Front Cell Infect Microbiol. 2023 Feb 6;13:1001973. doi: 10.3389/fcimb.2023.1001973. eCollection 2023.
6
Reporter gene systems: A powerful tool for studies.报告基因系统:研究的强大工具。
Curr Res Microb Sci. 2022 Sep 29;3:100165. doi: 10.1016/j.crmicr.2022.100165. eCollection 2022.
7
Genetic diversity and population structure of Leishmania (Viannia) braziliensis in the Peruvian jungle.秘鲁丛林中巴西利什曼原虫(Viannia)的遗传多样性和种群结构。
PLoS Negl Trop Dis. 2022 May 23;16(5):e0010374. doi: 10.1371/journal.pntd.0010374. eCollection 2022 May.
8
Transcriptional Shift and Metabolic Adaptations during Quiescence Using Stationary Phase and Drug Pressure as Models.以稳定期和药物压力为模型,研究静止期的转录转变和代谢适应
Microorganisms. 2022 Jan 3;10(1):97. doi: 10.3390/microorganisms10010097.
9
Nitric oxide controls proliferation of Leishmania major by inhibiting the recruitment of permissive host cells.一氧化氮通过抑制许可宿主细胞的募集来控制利什曼原虫的增殖。
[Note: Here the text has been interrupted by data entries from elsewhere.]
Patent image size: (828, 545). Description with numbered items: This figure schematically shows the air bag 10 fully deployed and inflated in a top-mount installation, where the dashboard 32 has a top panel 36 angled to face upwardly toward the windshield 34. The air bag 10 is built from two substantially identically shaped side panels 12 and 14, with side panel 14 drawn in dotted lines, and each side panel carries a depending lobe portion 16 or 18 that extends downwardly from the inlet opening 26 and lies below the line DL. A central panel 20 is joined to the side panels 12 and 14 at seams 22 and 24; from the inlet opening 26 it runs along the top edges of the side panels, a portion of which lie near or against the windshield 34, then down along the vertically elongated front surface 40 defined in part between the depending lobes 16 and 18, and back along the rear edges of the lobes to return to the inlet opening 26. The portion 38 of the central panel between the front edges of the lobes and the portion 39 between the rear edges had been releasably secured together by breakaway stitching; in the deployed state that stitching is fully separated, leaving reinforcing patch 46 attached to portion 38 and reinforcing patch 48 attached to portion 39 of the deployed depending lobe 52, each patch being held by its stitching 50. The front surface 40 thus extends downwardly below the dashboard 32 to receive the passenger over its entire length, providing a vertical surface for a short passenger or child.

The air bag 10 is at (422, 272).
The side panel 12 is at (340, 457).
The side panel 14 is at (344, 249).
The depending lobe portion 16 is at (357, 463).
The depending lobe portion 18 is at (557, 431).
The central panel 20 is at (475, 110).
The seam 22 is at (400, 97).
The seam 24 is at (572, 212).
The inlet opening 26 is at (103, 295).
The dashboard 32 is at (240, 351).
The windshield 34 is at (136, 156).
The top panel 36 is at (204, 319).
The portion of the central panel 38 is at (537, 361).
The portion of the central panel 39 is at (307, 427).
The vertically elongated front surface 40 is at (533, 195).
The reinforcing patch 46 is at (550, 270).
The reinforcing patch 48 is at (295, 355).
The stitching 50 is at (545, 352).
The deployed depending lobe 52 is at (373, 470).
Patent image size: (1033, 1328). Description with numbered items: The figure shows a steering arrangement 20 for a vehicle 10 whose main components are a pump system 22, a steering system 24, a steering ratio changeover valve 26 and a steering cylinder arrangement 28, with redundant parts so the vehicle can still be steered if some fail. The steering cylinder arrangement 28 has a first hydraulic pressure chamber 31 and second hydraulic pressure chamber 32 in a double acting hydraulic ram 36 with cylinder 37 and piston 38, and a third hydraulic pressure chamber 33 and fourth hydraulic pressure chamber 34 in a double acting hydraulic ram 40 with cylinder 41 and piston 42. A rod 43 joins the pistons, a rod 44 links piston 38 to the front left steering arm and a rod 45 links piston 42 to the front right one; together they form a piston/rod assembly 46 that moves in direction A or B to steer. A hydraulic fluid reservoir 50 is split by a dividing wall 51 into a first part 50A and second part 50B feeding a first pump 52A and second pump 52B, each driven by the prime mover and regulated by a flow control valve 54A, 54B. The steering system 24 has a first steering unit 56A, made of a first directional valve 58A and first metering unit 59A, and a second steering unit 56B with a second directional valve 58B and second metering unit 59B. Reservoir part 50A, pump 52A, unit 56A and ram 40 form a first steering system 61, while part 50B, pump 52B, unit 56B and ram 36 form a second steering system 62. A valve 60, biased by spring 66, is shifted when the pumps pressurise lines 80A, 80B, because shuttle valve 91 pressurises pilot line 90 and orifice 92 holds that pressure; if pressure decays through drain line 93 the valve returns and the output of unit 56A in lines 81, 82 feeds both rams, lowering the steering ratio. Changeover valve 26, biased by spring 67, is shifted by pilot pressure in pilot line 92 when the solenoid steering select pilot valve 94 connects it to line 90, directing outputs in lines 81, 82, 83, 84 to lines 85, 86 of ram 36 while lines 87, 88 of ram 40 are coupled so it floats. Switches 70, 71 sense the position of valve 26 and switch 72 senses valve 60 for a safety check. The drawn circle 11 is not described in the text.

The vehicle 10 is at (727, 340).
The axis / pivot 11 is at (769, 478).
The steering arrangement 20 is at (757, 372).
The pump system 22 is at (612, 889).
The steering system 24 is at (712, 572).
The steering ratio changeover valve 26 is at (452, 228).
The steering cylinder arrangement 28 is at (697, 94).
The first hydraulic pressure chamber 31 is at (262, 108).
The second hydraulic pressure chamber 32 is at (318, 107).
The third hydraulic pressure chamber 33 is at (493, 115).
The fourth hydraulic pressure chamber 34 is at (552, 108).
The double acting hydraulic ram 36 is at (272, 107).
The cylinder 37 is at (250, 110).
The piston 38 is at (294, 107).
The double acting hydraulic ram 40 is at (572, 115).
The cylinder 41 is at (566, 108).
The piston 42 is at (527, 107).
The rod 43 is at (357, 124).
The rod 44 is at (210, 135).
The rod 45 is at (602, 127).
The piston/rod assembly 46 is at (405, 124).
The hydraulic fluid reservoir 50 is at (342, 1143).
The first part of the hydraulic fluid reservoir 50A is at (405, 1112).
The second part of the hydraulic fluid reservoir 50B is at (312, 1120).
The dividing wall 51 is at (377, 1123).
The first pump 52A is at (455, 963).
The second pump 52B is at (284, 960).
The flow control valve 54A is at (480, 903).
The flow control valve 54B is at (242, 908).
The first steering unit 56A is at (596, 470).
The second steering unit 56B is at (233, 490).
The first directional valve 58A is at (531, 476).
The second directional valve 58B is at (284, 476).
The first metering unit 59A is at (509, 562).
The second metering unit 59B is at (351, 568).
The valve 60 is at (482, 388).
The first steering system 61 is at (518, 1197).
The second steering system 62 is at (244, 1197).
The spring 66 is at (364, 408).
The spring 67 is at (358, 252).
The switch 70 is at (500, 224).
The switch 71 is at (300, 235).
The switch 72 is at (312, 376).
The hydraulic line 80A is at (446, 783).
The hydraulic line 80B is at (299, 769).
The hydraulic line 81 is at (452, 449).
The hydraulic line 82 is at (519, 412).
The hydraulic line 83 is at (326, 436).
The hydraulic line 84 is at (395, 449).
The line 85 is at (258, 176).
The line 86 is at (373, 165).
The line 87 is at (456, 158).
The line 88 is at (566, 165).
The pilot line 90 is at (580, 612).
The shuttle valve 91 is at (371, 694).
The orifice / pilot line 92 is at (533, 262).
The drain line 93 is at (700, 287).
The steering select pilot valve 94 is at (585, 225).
Immunity. 2021 Dec 14;54(12):2724-2739.e10. doi: 10.1016/j.immuni.2021.09.021. Epub 2021 Oct 22.
10
Pharmacokinetics and pharmacodynamics in the treatment of cutaneous leishmaniasis - challenges and opportunities.皮肤利什曼病治疗中的药代动力学与药效学——挑战与机遇
RSC Med Chem. 2021 Jan 7;12(4):472-482. doi: 10.1039/d0md00343c.
巴西利什曼原虫不同生命阶段的大分子生物合成参数和代谢概况:无鞭毛体作为功能活性较低的阶段。
PLoS One. 2017 Jul 25;12(7):e0180532. doi: 10.1371/journal.pone.0180532. eCollection 2017.
4
Modulation of Aneuploidy in during Adaptation to Different and Environments and Its Impact on Gene Expression.适应不同温度和盐度环境过程中染色体数目异常的调控及其对基因表达的影响
mBio. 2017 May 23;8(3):e00599-17. doi: 10.1128/mBio.00599-17.
5
ATP-Dependent Persister Formation in Escherichia coli.大肠杆菌中依赖ATP的持留菌形成
mBio. 2017 Feb 7;8(1):e02267-16. doi: 10.1128/mBio.02267-16.
6
Continual renewal and replication of persistent Leishmania major parasites in concomitantly immune hosts.持续性硕大利什曼原虫寄生虫在同时具有免疫能力的宿主体内持续更新和复制。
Proc Natl Acad Sci U S A. 2017 Jan 31;114(5):E801-E810. doi: 10.1073/pnas.1619265114. Epub 2017 Jan 17.
7
Phenotypic diversity and selection maintain Leishmania amazonensis infectivity in BALB/c mouse model.表型多样性与选择维持亚马逊利什曼原虫在BALB/c小鼠模型中的感染性。
Mem Inst Oswaldo Cruz. 2017 Jan 1;112(1):44-52. doi: 10.1590/0074-02760160280.
8
Profiling persistent tubercule bacilli from patient sputa during therapy predicts early drug efficacy.在治疗期间对患者痰液中的持续性结核杆菌进行分析可预测早期药物疗效。
BMC Med. 2016 Apr 7;14:68. doi: 10.1186/s12916-016-0609-3.
9
Leishmania carbon metabolism in the macrophage phagolysosome- feast or famine?巨噬细胞吞噬溶酶体中的利什曼原虫碳代谢——盛宴还是饥荒?
F1000Res. 2015 Oct 1;4(F1000 Faculty Rev):938. doi: 10.12688/f1000research.6724.1. eCollection 2015.
10
Leishmania hijacking of the macrophage intracellular compartments.利什曼原虫劫持巨噬细胞的细胞内隔室。
FEBS J. 2016 Feb;283(4):598-607. doi: 10.1111/febs.13601. Epub 2015 Dec 14.